Your acts of networking should extend far beyond those you have encountered in your prior career and include all family, friends and peers. Everyone who knows you should know that you are searching for employment. You should locate organizations associated with your native country, ethnic origin and religious affiliation (if any), along with any other organizations that reflect hobbies or interests. The more you are involved, the more people you will be able to connect with and the more you increase your chances of learning of an available opportunity.

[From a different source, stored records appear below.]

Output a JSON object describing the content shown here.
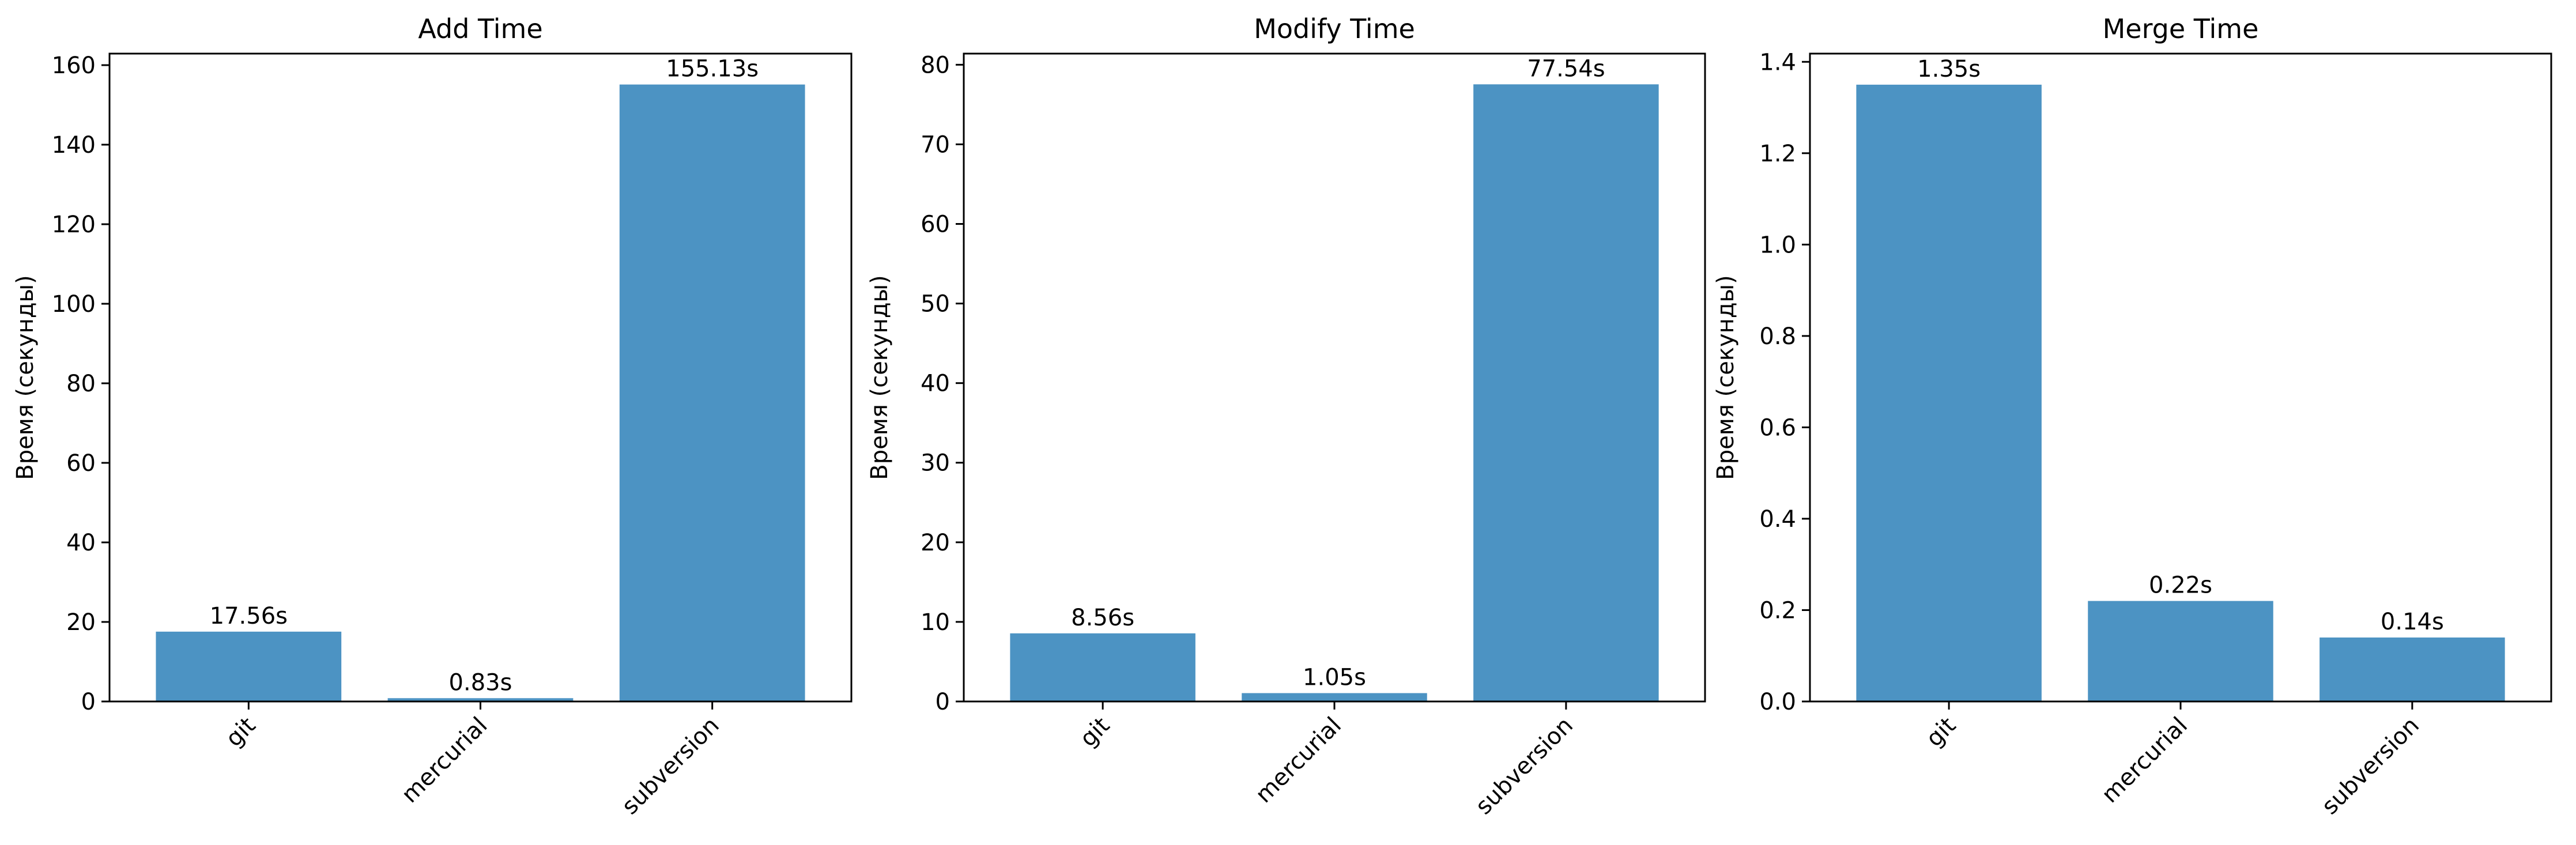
{
  "chart_data": [
    {
      "type": "bar",
      "title": "Add Time",
      "ylabel": "Время (секунды)",
      "xlabel": "",
      "categories": [
        "git",
        "mercurial",
        "subversion"
      ],
      "values": [
        17.56,
        0.83,
        155.13
      ],
      "data_labels": [
        "17.56s",
        "0.83s",
        "155.13s"
      ],
      "ylim": [
        0,
        162.9
      ],
      "yticks": [
        0,
        20,
        40,
        60,
        80,
        100,
        120,
        140,
        160
      ],
      "ytick_labels": [
        "0",
        "20",
        "40",
        "60",
        "80",
        "100",
        "120",
        "140",
        "160"
      ],
      "bar_color": "#4c93c3",
      "grid": false
    },
    {
      "type": "bar",
      "title": "Modify Time",
      "ylabel": "Время (секунды)",
      "xlabel": "",
      "categories": [
        "git",
        "mercurial",
        "subversion"
      ],
      "values": [
        8.56,
        1.05,
        77.54
      ],
      "data_labels": [
        "8.56s",
        "1.05s",
        "77.54s"
      ],
      "ylim": [
        0,
        81.4
      ],
      "yticks": [
        0,
        10,
        20,
        30,
        40,
        50,
        60,
        70,
        80
      ],
      "ytick_labels": [
        "0",
        "10",
        "20",
        "30",
        "40",
        "50",
        "60",
        "70",
        "80"
      ],
      "bar_color": "#4c93c3",
      "grid": false
    },
    {
      "type": "bar",
      "title": "Merge Time",
      "ylabel": "Время (секунды)",
      "xlabel": "",
      "categories": [
        "git",
        "mercurial",
        "subversion"
      ],
      "values": [
        1.35,
        0.22,
        0.14
      ],
      "data_labels": [
        "1.35s",
        "0.22s",
        "0.14s"
      ],
      "ylim": [
        0,
        1.418
      ],
      "yticks": [
        0,
        0.2,
        0.4,
        0.6,
        0.8,
        1.0,
        1.2,
        1.4
      ],
      "ytick_labels": [
        "0.0",
        "0.2",
        "0.4",
        "0.6",
        "0.8",
        "1.0",
        "1.2",
        "1.4"
      ],
      "bar_color": "#4c93c3",
      "grid": false
    }
  ]
}
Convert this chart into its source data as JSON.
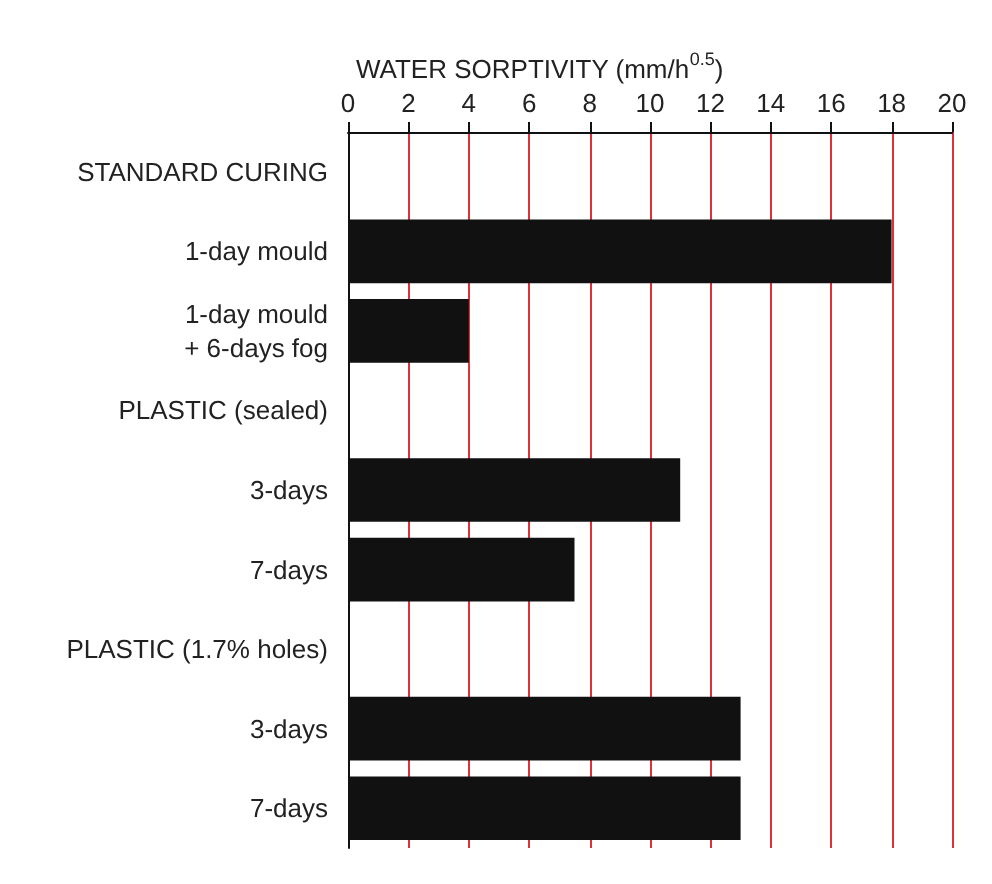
{
  "chart_data": {
    "type": "bar",
    "orientation": "horizontal",
    "xlabel": "WATER SORPTIVITY (mm/h$^{0.5}$)",
    "categories": [
      "STANDARD CURING",
      "1-day mould",
      "1-day mould\n+ 6-days fog",
      "PLASTIC (sealed)",
      "3-days",
      "7-days",
      "PLASTIC (1.7% holes)",
      "3-days",
      "7-days"
    ],
    "values": [
      null,
      18,
      4,
      null,
      11,
      7.5,
      null,
      13,
      13
    ],
    "color": "#111111",
    "xlim": [
      0,
      20
    ],
    "xticks": [
      0,
      2,
      4,
      6,
      8,
      10,
      12,
      14,
      16,
      18,
      20
    ],
    "grid": "x"
  }
}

Having obtained an LL.M. from NYU, your network must include NYU alumni who are practicing here in NYC. Make the initial contact based on your affiliation with NYU and begin the process of relationship building from there. Be aware that active networking does not mean just asking for a job – it is based on cultivating a network over time, one that is unique to you and reflects your character, goals and ambitions. Avail yourself of career placement advice and counseling offered by the career professionals and resources at NYU. NYU will do everything it can to help you secure employment.
In the midst of your networking, remain consistent in mailings to firms that interest you and in responding to openings posted on the internet or various publications. When responding, along with forwarding your cover letter and resume, you may even think about forwarding a writing sample that will demonstrate your proficiency in the English language (if English is not your first language). Additionally, while your inquiry does not state whether you have practiced law in your native country, your resume should reflect a demonstrated commitment to practicing law here in the US. Highlight any pro bono experience, internships, law school clinics and similar activities that show this commitment. If you are not currently involved in pro bono efforts, make the time – however little – to get involved in organizations where you can use your legal skills to demonstrate a commitment to the practice of law (and, quite possibly, expand your network!). A demonstrated commitment to the profession is particularly important given that your most recent career/position was in a different field.
Depending on how quickly you wish to land a position, the more flexible you are with respect to practice area, firm size and geographic location, the more quickly you will find a position. Keep in mind, that your first job out of law school or an LL.M. program will likely not be your last. As such, use this time to secure almost any opportunity in the legal profession and as the situation improves (and it will), you will have enhanced your skills and be an even more marketable candidate. Realistically, the market for attorneys has contracted and is especially competitive. That said, having had a prior career, arguably you have a broader network and a skill set that can be especially valuable to the right employer. I am sure you know what sets you apart. Good luck!